Lénine n'est pas près de déménager
Sur Ekho Moskvy, Anton Orekh estime que la Russie n'est pas encore prête à sortir Lénine de son mausolée :
«A mon avis, le transfert symbolique d'une dépouille ne devrait pas être un but en soi mais l'aboutissement d'un cheminement. En effet, qu'importe que ce qu'il reste de Vladimir Ilitch repose sur la plage Rouge ou ailleurs ? Le fond du problème, c'est la pérennité de ses idées - du léninisme, du stalinisme et de l'idéologie soviétique. Le déménager ne changerait rien à ce niveau-là. Il faudrait au préalable que la société soit définitivement convaincue que cet homme n'était pas un héros, qu'il s'est trompé et qu'il n'a pas apporté au pays un avenir rayonnant mais la répression, la souffrance et la faim. ... Même si elle ne fait pas l'unanimité, la décision [de l'exhumation de Franco] est soutenue par une majorité des Espagnols.»
Une journée historique
eldiario.es fait part de sa satisfaction :
«Nos enfants apprendront-ils un jour la véritable histoire de l'Espagne, et non la version révisée par le régime de Franco ? Arriverons-nous à poursuivre en justice ceux qui nient ou justifient les crimes de la dictature ? ... De nombreuses questions qui restent sans réponse. Elles illustrent combien l'Espagne est un pays anormal en matière de démocratie, surtout par comparaison à l'Allemagne ou à l'Italie, mais aussi à l'Argentine, au Chili ou même au Cambodge. ... C'est une journée historique. ... Le putschiste, fasciste, criminel de guerre et allié d'Hitler et de Mussolini ne repose plus dans son lieu privilégié, au cœur du plus grand monument d'Espagne. Le chemin qui commence sera long, mais il faut se réjouir pour les centaines de milliers de victimes, les hommes et les femmes qui ont combattu le franquisme et qui ne sont pas là pour vivre cette journée. Personne ne pourra nous priver de ce moment de joie.»

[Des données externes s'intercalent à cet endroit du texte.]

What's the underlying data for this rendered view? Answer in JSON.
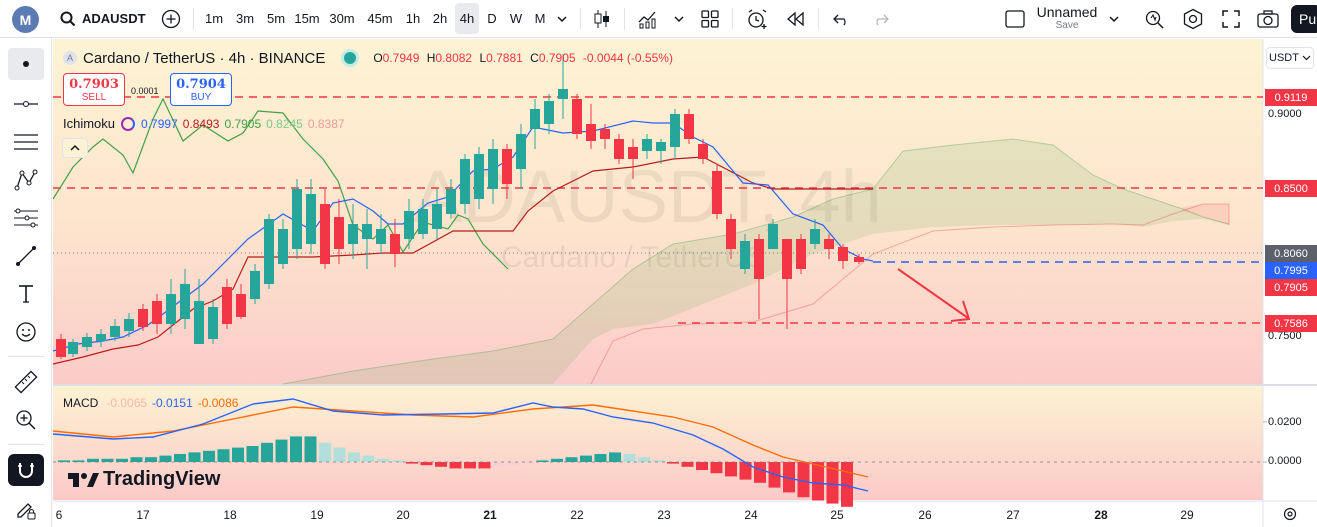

Un cadavre qui n'a rien de populaire
Le Premier ministre se trompe s'il croit que l'exhumation lui apportera les faveurs des électeurs, commente La Razón :
«Pedro Sánchez peut célébrer une petite victoire aujourd'hui, mais en dépit de la mobilisation des médias publics, la figure de l'ex-chef d'Etat décédé en 1975 n'exerce pratiquement aucune influence sur les électeurs. L'écrasante majorité de ceux-ci (66,4 pour cent) n'étaient même pas nés en 1975 ou avaient moins de 15 ans. ... Sánchez aurait tort de croire qu'il pourrait capitaliser sur le corps du Caudillo : après le spectacle morbide d'aujourd'hui, les Espagnols lambda retourneront à leur indifférence habituelle par rapport à la guerre civile et à la dictature : une histoire révolue depuis longtemps et à laquelle on devrait réagir, tout au plus, par un sourire ironique.»